Submitted to: Virology
Publication Type: Peer Reviewed Journal
Publication Acceptance Date: 8/19/2002
Publication Date: 1/1/2003
Citation: Subbarao, K., Chen, H., Swayne, D.E., Mingay, L., Fodor, E., Brownlee, G., Xu, X., Lu, X., Katz, J., Cox, N. 2003. Evaluation Of A Genetically Modified Reassortant H5N1 Influenza A Virus Vaccine Candidate Generated By Plasmid-Based Reverse Genetics. Virology 305:192-200.
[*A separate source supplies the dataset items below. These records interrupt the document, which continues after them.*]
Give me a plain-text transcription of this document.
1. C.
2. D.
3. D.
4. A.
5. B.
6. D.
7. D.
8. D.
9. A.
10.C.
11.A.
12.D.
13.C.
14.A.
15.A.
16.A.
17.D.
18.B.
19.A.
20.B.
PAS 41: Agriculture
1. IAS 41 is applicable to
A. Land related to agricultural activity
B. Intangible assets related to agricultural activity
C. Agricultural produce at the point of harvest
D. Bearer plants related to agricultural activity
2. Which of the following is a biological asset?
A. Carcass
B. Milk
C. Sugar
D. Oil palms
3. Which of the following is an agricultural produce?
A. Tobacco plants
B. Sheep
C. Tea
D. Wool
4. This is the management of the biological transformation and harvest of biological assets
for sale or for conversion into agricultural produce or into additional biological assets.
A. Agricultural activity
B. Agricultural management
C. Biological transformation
Interpretive Summary: Avian influenza viruses of the H5N1 subtype caused human infections in Hong Kong during 1997. The current inactivated human influenza vaccine does not contain an H5 vaccine virus and thus the human population does not have any protection from the H5N1 influenza. This study developed a new H5 vaccine virus strain through molecular biotechnology that can potentially be used as an inactivated human vaccine virus should the H5 influenza subtype emerge in the human population.
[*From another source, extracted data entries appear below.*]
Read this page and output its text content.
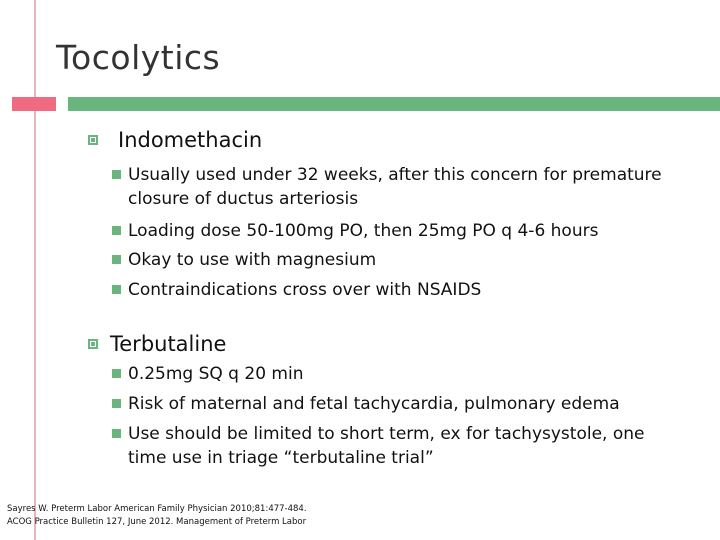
Tocolytics
Indomethacin
Usually used under 32 weeks, after this concern for premature closure of ductus arteriosis
Loading dose 50-100mg PO, then 25mg PO q 4-6 hours
Okay to use with magnesium
Contraindications cross over with NSAIDS
Terbutaline
0.25mg SQ q 20 min
Risk of maternal and fetal tachycardia, pulmonary edema
Use should be limited to short term, ex for tachysystole, one time use in triage “terbutaline trial”
Sayres W. Preterm Labor American Family Physician 2010;81:477-484.
ACOG Practice Bulletin 127, June 2012. Management of Preterm Labor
Technical Abstract: Reports that avian influenza A H5N1 viruses that are similar to those that infected humans in HK in 1997 continue to circulate in waterfowl and have reemerged in poultry in the region raise concerns that these viruses could reappear in humans. The currently licensed trivalent inactivated influenza vaccines contain influenza A antigens prepared from seed viruses containing hemagglutinin (HA) and neuraminidase genes from epidemic strains in a background of internal genes derived from the vaccine donor strain, A/Puerto Rico/8/34 (PR8). Such reassortant candidate vaccine viruses are currently not available for the prevention of human infections by H5N1 influenza viruses. A transfectant H5N1/PR8 virus was generated by co-transfecting 293-T cells with 8 plasmids encoding the virion RNA segments and 4 plasmids expressing the ribonucleoproteins. The H5 HA gene was modified by replacement of the multibasic cleavage site associated with high pathogenicity in chickens with the sequence seen in nonpathogenic avian viruses. The antigenicity of the H5 HA was preserved in the H5N1/PR8 transfectant virus. Unlike the H5N1 parent virus, the H5N1/PR8 transfectant virus replicated poorly in chickens following intravenous inoculation and was not highly pathogenic for chickens. In mice, this virus replicated in the lungs but, unlike the H5N1 parent virus, failed to replicate in extrapulmonary tissues following intranasal inoculation and was not lethal for BALB/c mice. Thus, the removal of the multibasic amino acid motif in the HA gene and the new genotype of the H5N1/PR8 transfectant virus attenuated the virus for chickens and mice without altering the antigenicity of the HA. A formalin-inactivated vaccine prepared from this virus was immunogenic and protected mice from subsequent wild-type H5N1 virus challenge. The H5N1/PR8 transfectant virus demonstrates properties that are desirable in a vaccine and make it a promising candidate for further evaluation in humans.